Justice’s thrilling live show appears briefly (probably no more than a minute of any given song), which is why the DVD comes packaged with a live CD. (It’s a killer set.) By and large, the songs act as background music to the exploits of its characters. The duo disagrees sharply that this movie’s main stars are its starfuckers (“No, no, no!” they exclaim in unison), which leaves two other possibilities: their tour manager, Bouchon, who is obsessed with and always brandishing guns (“It’s my version of a bracelet,” he says defensively), and their Christian driver, who is trying to win the Guinness World Record for hitting the lowest note with his voice. Did they find it odd that a man so devoted to Christ would want to spend his life driving debauched rock bands from gig to gig? “Maybe he was trying to test his faith,” Gaspard says. “Or maybe he was offering salvation.”

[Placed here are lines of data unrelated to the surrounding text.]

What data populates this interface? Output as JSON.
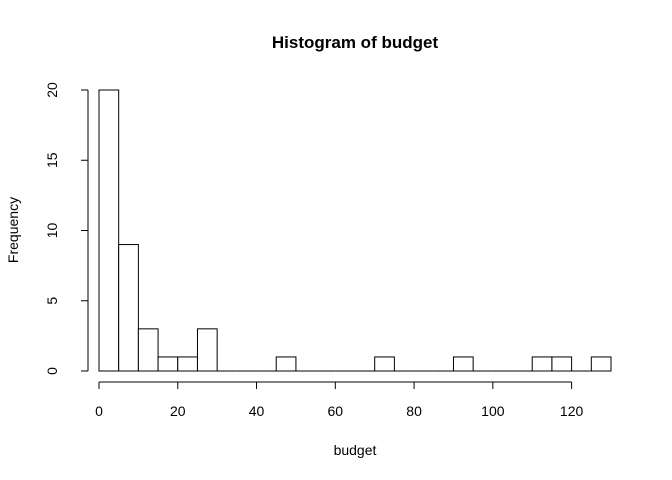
{
  "chart_data": {
    "type": "bar",
    "subtype": "histogram",
    "title": "Histogram of budget",
    "xlabel": "budget",
    "ylabel": "Frequency",
    "bin_width": 5,
    "bins": [
      {
        "start": 0,
        "end": 5,
        "count": 20
      },
      {
        "start": 5,
        "end": 10,
        "count": 9
      },
      {
        "start": 10,
        "end": 15,
        "count": 3
      },
      {
        "start": 15,
        "end": 20,
        "count": 1
      },
      {
        "start": 20,
        "end": 25,
        "count": 1
      },
      {
        "start": 25,
        "end": 30,
        "count": 3
      },
      {
        "start": 30,
        "end": 35,
        "count": 0
      },
      {
        "start": 35,
        "end": 40,
        "count": 0
      },
      {
        "start": 40,
        "end": 45,
        "count": 0
      },
      {
        "start": 45,
        "end": 50,
        "count": 1
      },
      {
        "start": 50,
        "end": 55,
        "count": 0
      },
      {
        "start": 55,
        "end": 60,
        "count": 0
      },
      {
        "start": 60,
        "end": 65,
        "count": 0
      },
      {
        "start": 65,
        "end": 70,
        "count": 0
      },
      {
        "start": 70,
        "end": 75,
        "count": 1
      },
      {
        "start": 75,
        "end": 80,
        "count": 0
      },
      {
        "start": 80,
        "end": 85,
        "count": 0
      },
      {
        "start": 85,
        "end": 90,
        "count": 0
      },
      {
        "start": 90,
        "end": 95,
        "count": 1
      },
      {
        "start": 95,
        "end": 100,
        "count": 0
      },
      {
        "start": 100,
        "end": 105,
        "count": 0
      },
      {
        "start": 105,
        "end": 110,
        "count": 0
      },
      {
        "start": 110,
        "end": 115,
        "count": 1
      },
      {
        "start": 115,
        "end": 120,
        "count": 1
      },
      {
        "start": 120,
        "end": 125,
        "count": 0
      },
      {
        "start": 125,
        "end": 130,
        "count": 1
      }
    ],
    "xlim": [
      0,
      130
    ],
    "ylim": [
      0,
      20
    ],
    "x_ticks": [
      0,
      20,
      40,
      60,
      80,
      100,
      120
    ],
    "y_ticks": [
      0,
      5,
      10,
      15,
      20
    ],
    "grid": false,
    "legend": "none",
    "bar_fill": "#ffffff",
    "bar_stroke": "#000000"
  }
}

If you’ve made it this far in the article, the saving grace you probably care about the most is the next Justice album. The sad news is that fans shouldn’t anticipate new music anytime soon. They haven’t had time to record anything in the past two years, and even worse, Xavier says they don’t have an idea for the next album’s concept, which they need to guide them as they go. “We have ideas for the music, but we don’t have an idea for something that can hold them together,” Xavier says. “So, as long as we don’t have this idea, we don’t start to make music.” The plan, Gaspard adds, is to take a break after they are done promoting the movie with their current DJ tour. And maybe then think about music.

The bright side is that they don’t feel pressured to live up to anything. They say they have no idea why their debut was such a success in the first place, so they wouldn’t know which aspects to of it to copy, even if they wanted to pander.

Which isn’t to say that they want to pander at all. “Now we are waiting to discover what will happen with this documentary,” says Xavier. “Earlier, when we were talking about experiments, I was trying to explain that we use each one to help decide where we want to put Justice next, which playground. A track like “D.A.N.C.E.” takes us one step into mainstream, and then we go into another playground and make a documentary, and then we go somewhere else. What can you do using images and music?”